The first installment of TARP, implemented by George Bush and Hank Paulson, has so far prevented a domino-like collapse of financial institutions but has not overcome the paralysis of bank lending. Obama has proclaimed that TARP 2 (the second $350 billion installment) will be much more effective, but so far Geithner’s announcements remain extremely vague. One way or another, the bulk of the debt mountain will be shifted from the private sector to the public sector, with the cost being imposed onto the working class.

Fifty billion dollars or more will be used to try to prevent housing foreclosures, but this is primarily an indirect form of support for banks facing a rising number of mortgage defaults. Increasing negative equity (already about 28% of home buyers) and a tsunami of unemployment will mean more and more defaults and foreclosures. The only way to prevent this would be for the Federal government to impose a moratorium on all foreclosures and to subsidize the refinancing of mortgages or a switch to renting at affordable rates.

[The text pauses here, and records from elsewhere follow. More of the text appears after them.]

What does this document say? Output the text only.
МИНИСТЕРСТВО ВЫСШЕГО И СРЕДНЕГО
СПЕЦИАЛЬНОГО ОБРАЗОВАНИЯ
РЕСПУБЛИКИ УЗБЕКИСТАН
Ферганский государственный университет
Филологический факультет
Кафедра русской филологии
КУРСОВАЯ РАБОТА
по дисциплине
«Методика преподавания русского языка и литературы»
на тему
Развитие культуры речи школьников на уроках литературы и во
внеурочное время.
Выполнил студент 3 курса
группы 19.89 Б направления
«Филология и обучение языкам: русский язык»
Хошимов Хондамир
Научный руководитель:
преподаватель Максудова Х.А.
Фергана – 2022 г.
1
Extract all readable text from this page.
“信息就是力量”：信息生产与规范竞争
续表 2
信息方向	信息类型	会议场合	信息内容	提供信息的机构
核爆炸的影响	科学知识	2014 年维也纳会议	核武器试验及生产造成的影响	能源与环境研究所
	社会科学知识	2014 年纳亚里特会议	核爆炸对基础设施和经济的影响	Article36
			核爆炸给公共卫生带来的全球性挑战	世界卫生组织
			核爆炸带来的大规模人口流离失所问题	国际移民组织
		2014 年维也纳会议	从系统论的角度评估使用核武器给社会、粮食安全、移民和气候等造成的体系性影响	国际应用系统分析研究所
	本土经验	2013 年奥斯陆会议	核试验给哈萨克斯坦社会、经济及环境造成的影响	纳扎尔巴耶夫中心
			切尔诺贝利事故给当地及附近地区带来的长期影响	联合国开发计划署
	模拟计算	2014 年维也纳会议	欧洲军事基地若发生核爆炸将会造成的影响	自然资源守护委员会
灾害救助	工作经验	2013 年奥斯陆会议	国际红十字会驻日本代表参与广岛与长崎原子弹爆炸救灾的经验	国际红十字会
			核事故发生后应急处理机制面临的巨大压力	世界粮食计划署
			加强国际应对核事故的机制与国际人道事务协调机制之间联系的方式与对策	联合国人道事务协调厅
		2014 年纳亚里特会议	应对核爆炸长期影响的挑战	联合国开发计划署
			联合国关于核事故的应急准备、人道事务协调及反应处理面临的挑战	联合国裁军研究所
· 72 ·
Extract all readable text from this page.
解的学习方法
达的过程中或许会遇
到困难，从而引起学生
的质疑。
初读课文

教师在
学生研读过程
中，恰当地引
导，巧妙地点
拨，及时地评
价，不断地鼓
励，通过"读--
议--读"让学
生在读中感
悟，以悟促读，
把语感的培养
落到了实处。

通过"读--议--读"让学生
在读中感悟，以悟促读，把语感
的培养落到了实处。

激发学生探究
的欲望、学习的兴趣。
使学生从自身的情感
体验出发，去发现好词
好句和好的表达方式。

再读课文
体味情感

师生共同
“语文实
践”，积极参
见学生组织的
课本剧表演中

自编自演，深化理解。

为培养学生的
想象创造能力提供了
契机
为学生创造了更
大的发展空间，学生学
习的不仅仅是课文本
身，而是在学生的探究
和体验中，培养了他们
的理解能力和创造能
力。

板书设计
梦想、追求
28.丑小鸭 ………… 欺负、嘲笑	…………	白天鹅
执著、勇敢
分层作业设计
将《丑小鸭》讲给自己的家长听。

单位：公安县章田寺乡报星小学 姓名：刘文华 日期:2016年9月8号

Obama’s huge package will have some cushioning effect, but whether it will actually stimulate renewed growth remains to be seen. One thing is certain, however: the Federal debt will balloon over the next few years. The Congressional Budget Office estimates that (including the current debt plus the cost of TARP and the stimulus package) Federal government debt will rise from 41% of GDP in 2008 to 70% of GDP by 2011.

The CBO estimates that after that the annual budget deficit will fall to 2% of GDP. But this estimate is based on extremely optimistic projections: a 4% a year average GDP growth 2011-14 and minimum growth of public spending in line with inflation. If the global slump continues beyond 2010, budget deficits would continue to soar. This would make it much more difficult for the U.S. to finance its debt on global financial markets.